If you're thinking of 'doing' the Rhein in your van this year then this nifty website might be of interest, it concentrates on the 'Niederrhein' or Lower Rhein region from Emmerich down to Dormagen just above Koln...

http://www.niederrhein-tourismus.de/2009/?L=1

In particular it has a handy overview map of stellplatz in the region >Here<

...and you can also order a free catalogue online that lists overnight stops in 33 towns around the area.....










http://www.niederrhein-tourismus.de/2009/service/order-a-catalogue.html?L=1

Gute reise!

Pete


----------



## Pudsey_Bear (Sep 25, 2008)

BUMP   


Kev.


----------



## hymerowner (Sep 10, 2006)

thanks for the tip - have ordered my copy!


----------



## THEPOET (May 1, 2007)

Brill  

Mine's on order too.


----------



## bevjohn (Jul 22, 2007)

Ordered my copy on 22/4/09 it arrived today,the25.It is a very good brochure with some stelplatz that are not in the bord atlas.Only downside its all in German but you can make it out easy enough. There also appeared to be a voucher for 3 euros,must find out what its for. Thanks for that info peejay.

Regards bevjohn


----------



## Codfinger (Jan 11, 2008)

*lower rhine*

thanks have just ordered my copy too.


----------



## Carper (Aug 15, 2007)

Just ordered mine too

Thank you very much kind sir

Doug


----------



## kkclassic (Oct 26, 2008)

Thanks have ordered my copy as well. I wonder if there are ones for other areas within Germany?

Kevin and Tricia


----------



## peejay (May 10, 2005)

Got mine today as well, pretty good service  .



bevjohn said:


> There also appeared to be a voucher for 3 euros,must find out what its for.

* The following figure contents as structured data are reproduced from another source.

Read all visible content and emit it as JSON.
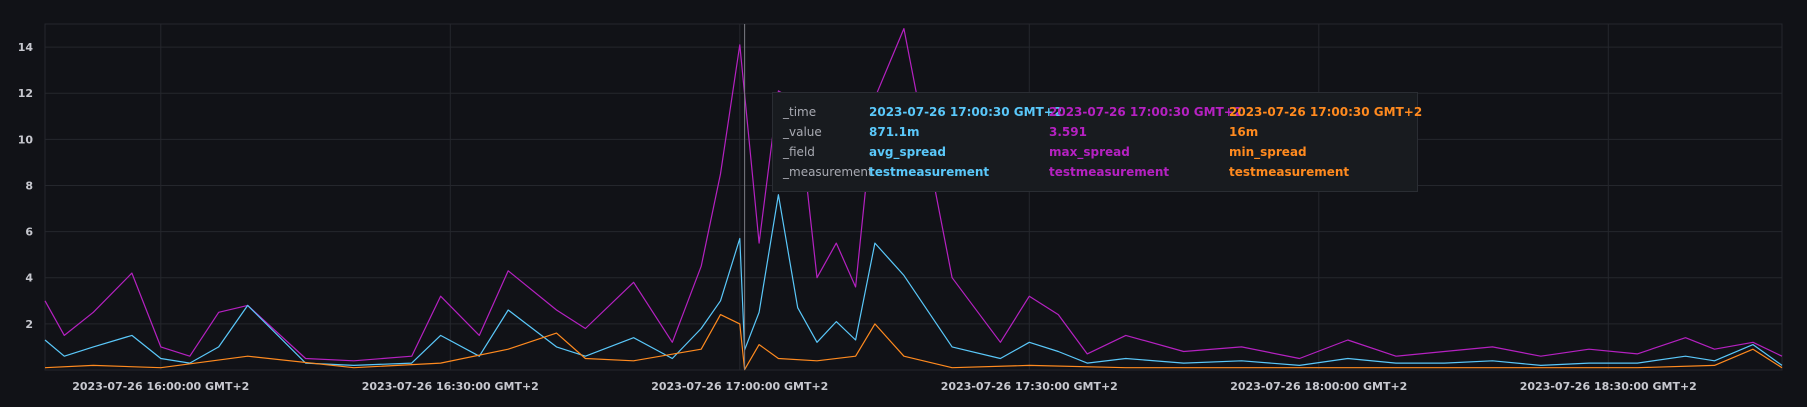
{
  "chart_data": {
    "type": "line",
    "title": "",
    "xlabel": "",
    "ylabel": "",
    "ylim": [
      0,
      15
    ],
    "yticks": [
      2,
      4,
      6,
      8,
      10,
      12,
      14
    ],
    "x_ticks": [
      {
        "time": "2023-07-26 16:00:00",
        "label": "2023-07-26 16:00:00 GMT+2"
      },
      {
        "time": "2023-07-26 16:30:00",
        "label": "2023-07-26 16:30:00 GMT+2"
      },
      {
        "time": "2023-07-26 17:00:00",
        "label": "2023-07-26 17:00:00 GMT+2"
      },
      {
        "time": "2023-07-26 17:30:00",
        "label": "2023-07-26 17:30:00 GMT+2"
      },
      {
        "time": "2023-07-26 18:00:00",
        "label": "2023-07-26 18:00:00 GMT+2"
      },
      {
        "time": "2023-07-26 18:30:00",
        "label": "2023-07-26 18:30:00 GMT+2"
      }
    ],
    "x_start": "2023-07-26 15:48:00",
    "x_end": "2023-07-26 18:48:00",
    "grid": true,
    "hover_time": "2023-07-26 17:00:30",
    "series": [
      {
        "name": "max_spread",
        "color": "#b521c1",
        "x": [
          "2023-07-26 15:48:00",
          "2023-07-26 15:50:00",
          "2023-07-26 15:53:00",
          "2023-07-26 15:57:00",
          "2023-07-26 16:00:00",
          "2023-07-26 16:03:00",
          "2023-07-26 16:06:00",
          "2023-07-26 16:09:00",
          "2023-07-26 16:15:00",
          "2023-07-26 16:20:00",
          "2023-07-26 16:26:00",
          "2023-07-26 16:29:00",
          "2023-07-26 16:33:00",
          "2023-07-26 16:36:00",
          "2023-07-26 16:41:00",
          "2023-07-26 16:44:00",
          "2023-07-26 16:49:00",
          "2023-07-26 16:53:00",
          "2023-07-26 16:56:00",
          "2023-07-26 16:58:00",
          "2023-07-26 17:00:00",
          "2023-07-26 17:02:00",
          "2023-07-26 17:04:00",
          "2023-07-26 17:06:00",
          "2023-07-26 17:08:00",
          "2023-07-26 17:10:00",
          "2023-07-26 17:12:00",
          "2023-07-26 17:14:00",
          "2023-07-26 17:17:00",
          "2023-07-26 17:22:00",
          "2023-07-26 17:27:00",
          "2023-07-26 17:30:00",
          "2023-07-26 17:33:00",
          "2023-07-26 17:36:00",
          "2023-07-26 17:40:00",
          "2023-07-26 17:46:00",
          "2023-07-26 17:52:00",
          "2023-07-26 17:58:00",
          "2023-07-26 18:03:00",
          "2023-07-26 18:08:00",
          "2023-07-26 18:13:00",
          "2023-07-26 18:18:00",
          "2023-07-26 18:23:00",
          "2023-07-26 18:28:00",
          "2023-07-26 18:33:00",
          "2023-07-26 18:38:00",
          "2023-07-26 18:41:00",
          "2023-07-26 18:45:00",
          "2023-07-26 18:48:00"
        ],
        "y": [
          3.0,
          1.5,
          2.5,
          4.2,
          1.0,
          0.6,
          2.5,
          2.8,
          0.5,
          0.4,
          0.6,
          3.2,
          1.5,
          4.3,
          2.6,
          1.8,
          3.8,
          1.2,
          4.5,
          8.5,
          14.1,
          5.5,
          12.1,
          11.6,
          4.0,
          5.5,
          3.6,
          11.8,
          14.8,
          4.0,
          1.2,
          3.2,
          2.4,
          0.7,
          1.5,
          0.8,
          1.0,
          0.5,
          1.3,
          0.6,
          0.8,
          1.0,
          0.6,
          0.9,
          0.7,
          1.4,
          0.9,
          1.2,
          0.6
        ]
      },
      {
        "name": "avg_spread",
        "color": "#5ac8fa",
        "x": [
          "2023-07-26 15:48:00",
          "2023-07-26 15:50:00",
          "2023-07-26 15:53:00",
          "2023-07-26 15:57:00",
          "2023-07-26 16:00:00",
          "2023-07-26 16:03:00",
          "2023-07-26 16:06:00",
          "2023-07-26 16:09:00",
          "2023-07-26 16:15:00",
          "2023-07-26 16:20:00",
          "2023-07-26 16:26:00",
          "2023-07-26 16:29:00",
          "2023-07-26 16:33:00",
          "2023-07-26 16:36:00",
          "2023-07-26 16:41:00",
          "2023-07-26 16:44:00",
          "2023-07-26 16:49:00",
          "2023-07-26 16:53:00",
          "2023-07-26 16:56:00",
          "2023-07-26 16:58:00",
          "2023-07-26 17:00:00",
          "2023-07-26 17:00:30",
          "2023-07-26 17:02:00",
          "2023-07-26 17:04:00",
          "2023-07-26 17:06:00",
          "2023-07-26 17:08:00",
          "2023-07-26 17:10:00",
          "2023-07-26 17:12:00",
          "2023-07-26 17:14:00",
          "2023-07-26 17:17:00",
          "2023-07-26 17:22:00",
          "2023-07-26 17:27:00",
          "2023-07-26 17:30:00",
          "2023-07-26 17:33:00",
          "2023-07-26 17:36:00",
          "2023-07-26 17:40:00",
          "2023-07-26 17:46:00",
          "2023-07-26 17:52:00",
          "2023-07-26 17:58:00",
          "2023-07-26 18:03:00",
          "2023-07-26 18:08:00",
          "2023-07-26 18:13:00",
          "2023-07-26 18:18:00",
          "2023-07-26 18:23:00",
          "2023-07-26 18:28:00",
          "2023-07-26 18:33:00",
          "2023-07-26 18:38:00",
          "2023-07-26 18:41:00",
          "2023-07-26 18:45:00",
          "2023-07-26 18:48:00"
        ],
        "y": [
          1.3,
          0.6,
          1.0,
          1.5,
          0.5,
          0.3,
          1.0,
          2.8,
          0.3,
          0.2,
          0.3,
          1.5,
          0.6,
          2.6,
          1.0,
          0.6,
          1.4,
          0.5,
          1.8,
          3.0,
          5.7,
          0.87,
          2.5,
          7.6,
          2.7,
          1.2,
          2.1,
          1.3,
          5.5,
          4.1,
          1.0,
          0.5,
          1.2,
          0.8,
          0.3,
          0.5,
          0.3,
          0.4,
          0.2,
          0.5,
          0.3,
          0.3,
          0.4,
          0.2,
          0.3,
          0.3,
          0.6,
          0.4,
          1.1,
          0.2
        ]
      },
      {
        "name": "min_spread",
        "color": "#ff8a1f",
        "x": [
          "2023-07-26 15:48:00",
          "2023-07-26 15:53:00",
          "2023-07-26 16:00:00",
          "2023-07-26 16:09:00",
          "2023-07-26 16:20:00",
          "2023-07-26 16:29:00",
          "2023-07-26 16:36:00",
          "2023-07-26 16:41:00",
          "2023-07-26 16:44:00",
          "2023-07-26 16:49:00",
          "2023-07-26 16:56:00",
          "2023-07-26 16:58:00",
          "2023-07-26 17:00:00",
          "2023-07-26 17:00:30",
          "2023-07-26 17:02:00",
          "2023-07-26 17:04:00",
          "2023-07-26 17:08:00",
          "2023-07-26 17:12:00",
          "2023-07-26 17:14:00",
          "2023-07-26 17:17:00",
          "2023-07-26 17:22:00",
          "2023-07-26 17:30:00",
          "2023-07-26 17:40:00",
          "2023-07-26 17:52:00",
          "2023-07-26 18:03:00",
          "2023-07-26 18:13:00",
          "2023-07-26 18:23:00",
          "2023-07-26 18:33:00",
          "2023-07-26 18:41:00",
          "2023-07-26 18:45:00",
          "2023-07-26 18:48:00"
        ],
        "y": [
          0.1,
          0.2,
          0.1,
          0.6,
          0.1,
          0.3,
          0.9,
          1.6,
          0.5,
          0.4,
          0.9,
          2.4,
          2.0,
          0.016,
          1.1,
          0.5,
          0.4,
          0.6,
          2.0,
          0.6,
          0.1,
          0.2,
          0.1,
          0.1,
          0.1,
          0.1,
          0.1,
          0.1,
          0.2,
          0.9,
          0.1
        ]
      }
    ]
  },
  "tooltip": {
    "keys": [
      "_time",
      "_value",
      "_field",
      "_measurement"
    ],
    "columns": [
      {
        "color": "#5ac8fa",
        "time": "2023-07-26 17:00:30 GMT+2",
        "value": "871.1m",
        "field": "avg_spread",
        "measurement": "testmeasurement"
      },
      {
        "color": "#b521c1",
        "time": "2023-07-26 17:00:30 GMT+2",
        "value": "3.591",
        "field": "max_spread",
        "measurement": "testmeasurement"
      },
      {
        "color": "#ff8a1f",
        "time": "2023-07-26 17:00:30 GMT+2",
        "value": "16m",
        "field": "min_spread",
        "measurement": "testmeasurement"
      }
    ]
  }
}
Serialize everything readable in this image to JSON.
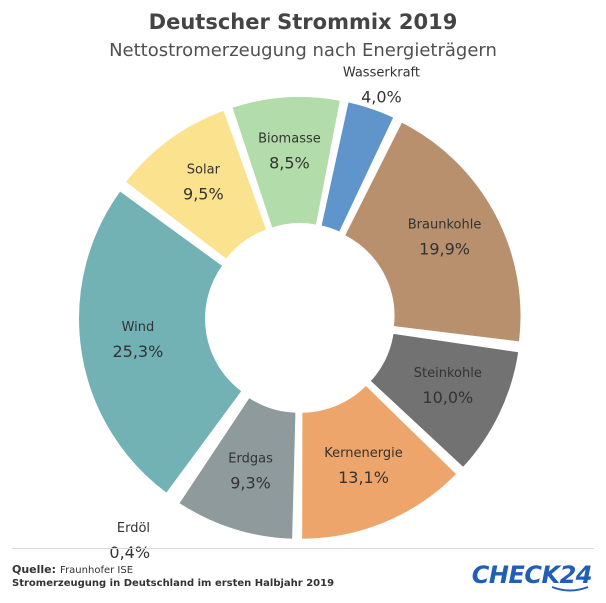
{
  "chart_data": {
    "type": "pie",
    "donut": true,
    "title": "Deutscher Strommix 2019",
    "subtitle": "Nettostromerzeugung nach Energieträgern",
    "slices": [
      {
        "label": "Braunkohle",
        "value": 19.9,
        "display": "19,9%",
        "color": "#b8906e"
      },
      {
        "label": "Steinkohle",
        "value": 10.0,
        "display": "10,0%",
        "color": "#727272"
      },
      {
        "label": "Kernenergie",
        "value": 13.1,
        "display": "13,1%",
        "color": "#eda56b"
      },
      {
        "label": "Erdgas",
        "value": 9.3,
        "display": "9,3%",
        "color": "#8f9a9c"
      },
      {
        "label": "Erdöl",
        "value": 0.4,
        "display": "0,4%",
        "color": "#3b3b3b"
      },
      {
        "label": "Wind",
        "value": 25.3,
        "display": "25,3%",
        "color": "#72b2b5"
      },
      {
        "label": "Solar",
        "value": 9.5,
        "display": "9,5%",
        "color": "#fbe28f"
      },
      {
        "label": "Biomasse",
        "value": 8.5,
        "display": "8,5%",
        "color": "#b3dcab"
      },
      {
        "label": "Wasserkraft",
        "value": 4.0,
        "display": "4,0%",
        "color": "#5f95ca"
      }
    ]
  },
  "footer": {
    "source_label": "Quelle:",
    "source_value": "Fraunhofer ISE",
    "description": "Stromerzeugung in Deutschland im ersten Halbjahr 2019",
    "logo_text": "CHECK24"
  }
}
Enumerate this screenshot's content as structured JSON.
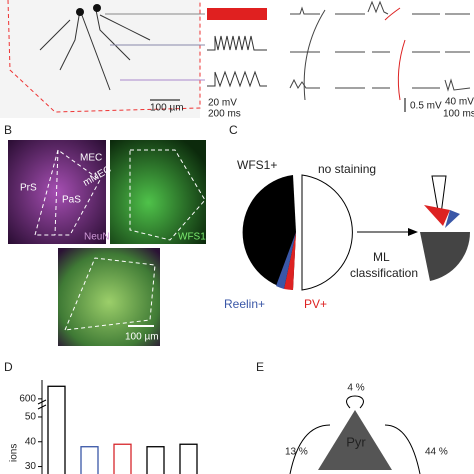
{
  "panel_a": {
    "scale_image": "100 µm",
    "scale_trace_v": "20 mV",
    "scale_trace_t": "200 ms",
    "scale_small_v": "0.5 mV",
    "scale_big_v": "40 mV",
    "scale_small_t": "100 ms"
  },
  "panel_b": {
    "label": "B",
    "regions": [
      "MEC",
      "PrS",
      "PaS",
      "mMEC"
    ],
    "stain_neun": "NeuN",
    "stain_wfs1": "WFS1",
    "scale": "100 µm"
  },
  "panel_c": {
    "label": "C",
    "wfs1": "WFS1+",
    "no_staining": "no staining",
    "ml": "ML",
    "classification": "classification",
    "reelin": "Reelin+",
    "pv": "PV+"
  },
  "panel_d": {
    "label": "D",
    "axis_label": "ions",
    "yticks": [
      600,
      50,
      40,
      30
    ],
    "ylim_lower": [
      27,
      52
    ],
    "ylim_upper": [
      595,
      630
    ],
    "values": [
      620,
      38,
      39,
      38,
      39
    ],
    "colors": [
      "#000000",
      "#3a57a7",
      "#d7262b",
      "#000000",
      "#000000"
    ]
  },
  "panel_e": {
    "label": "E",
    "node": "Pyr",
    "self": "4 %",
    "left": "13 %",
    "right": "44 %"
  }
}
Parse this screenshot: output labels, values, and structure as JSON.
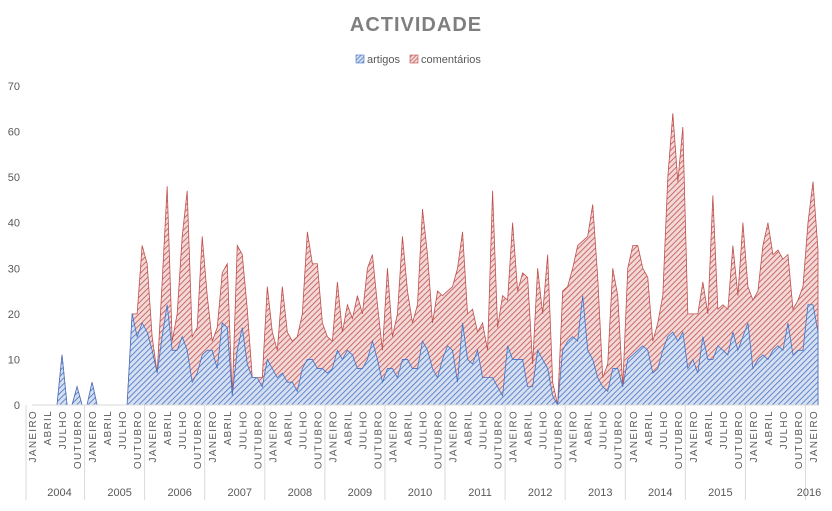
{
  "chart_data": {
    "type": "area",
    "stacked": true,
    "title": "ACTIVIDADE",
    "legend": [
      {
        "name": "artigos",
        "color": "#4472c4"
      },
      {
        "name": "comentários",
        "color": "#c0504d"
      }
    ],
    "legend_position": "top-center",
    "ylim": [
      0,
      70
    ],
    "yticks": [
      0,
      10,
      20,
      30,
      40,
      50,
      60,
      70
    ],
    "grid": false,
    "tick_label_months": [
      "JANEIRO",
      "ABRIL",
      "JULHO",
      "OUTUBRO"
    ],
    "years": [
      "2004",
      "2005",
      "2006",
      "2007",
      "2008",
      "2009",
      "2010",
      "2011",
      "2012",
      "2013",
      "2014",
      "2015",
      "2016"
    ],
    "start": "2004-01",
    "series": [
      {
        "name": "artigos",
        "values": [
          0,
          0,
          0,
          0,
          0,
          0,
          11,
          0,
          0,
          4,
          0,
          0,
          5,
          0,
          0,
          0,
          0,
          0,
          0,
          0,
          20,
          15,
          18,
          16,
          12,
          7,
          15,
          22,
          12,
          12,
          15,
          12,
          5,
          7,
          11,
          12,
          12,
          8,
          18,
          17,
          2,
          12,
          17,
          9,
          6,
          6,
          4,
          10,
          8,
          6,
          7,
          5,
          5,
          3,
          8,
          10,
          10,
          8,
          8,
          7,
          8,
          12,
          10,
          12,
          11,
          8,
          8,
          10,
          14,
          10,
          5,
          8,
          8,
          6,
          10,
          10,
          8,
          8,
          14,
          12,
          8,
          6,
          10,
          13,
          12,
          5,
          18,
          10,
          9,
          12,
          6,
          6,
          6,
          4,
          2,
          13,
          10,
          10,
          10,
          4,
          4,
          12,
          10,
          8,
          2,
          0,
          12,
          14,
          15,
          14,
          24,
          12,
          10,
          6,
          4,
          3,
          8,
          8,
          4,
          10,
          11,
          12,
          13,
          12,
          7,
          8,
          12,
          15,
          16,
          14,
          16,
          8,
          10,
          7,
          15,
          10,
          10,
          13,
          12,
          11,
          16,
          12,
          15,
          18,
          8,
          10,
          11,
          10,
          12,
          13,
          12,
          18,
          11,
          12,
          12,
          22,
          22,
          16
        ]
      },
      {
        "name": "comentários",
        "values": [
          0,
          0,
          0,
          0,
          0,
          0,
          0,
          0,
          0,
          0,
          0,
          0,
          0,
          0,
          0,
          0,
          0,
          0,
          0,
          0,
          0,
          5,
          17,
          15,
          3,
          0,
          12,
          26,
          2,
          8,
          22,
          35,
          10,
          10,
          26,
          12,
          2,
          9,
          11,
          14,
          0,
          23,
          16,
          12,
          0,
          0,
          2,
          16,
          8,
          6,
          19,
          11,
          9,
          12,
          12,
          28,
          21,
          23,
          10,
          8,
          6,
          15,
          6,
          10,
          8,
          16,
          12,
          20,
          19,
          12,
          7,
          22,
          7,
          14,
          27,
          15,
          10,
          14,
          29,
          21,
          10,
          19,
          14,
          12,
          14,
          25,
          20,
          10,
          12,
          4,
          12,
          6,
          41,
          13,
          22,
          10,
          30,
          15,
          19,
          24,
          5,
          18,
          10,
          25,
          3,
          0,
          13,
          12,
          15,
          21,
          12,
          25,
          34,
          22,
          2,
          6,
          22,
          16,
          0,
          20,
          24,
          23,
          17,
          16,
          7,
          10,
          12,
          35,
          48,
          35,
          45,
          12,
          10,
          13,
          12,
          10,
          36,
          8,
          10,
          10,
          19,
          12,
          25,
          8,
          15,
          15,
          24,
          30,
          21,
          21,
          20,
          15,
          10,
          11,
          14,
          18,
          27,
          18
        ]
      }
    ]
  }
}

Thats not a voucher, its a money transfer form.
You should also have had a covering letter (in German) which explains a bit about the book and apologises if it was delivered late! It also asks that you contribute €3 to cover p&p costs hence the money transfer form but its not mandatory and I don't think our banking system has the same set up for transfers to € zone, there would be a hefty charge from your bank  I shall probably just bung €3 in an envelope and send it to them direct.



kkclassic said:


> Thanks have ordered my copy as well. I wonder if there are ones for other areas within Germany?
> 
> Kevin and Tricia


Theres probably loads out there, the Germans are very efficient, you just need to google the tourist website for the region you require (many have an English option) and start digging.

One example, the Eifel region provide a similar service, I posted about it a while back....

>Eifel Region Info<

pete


----------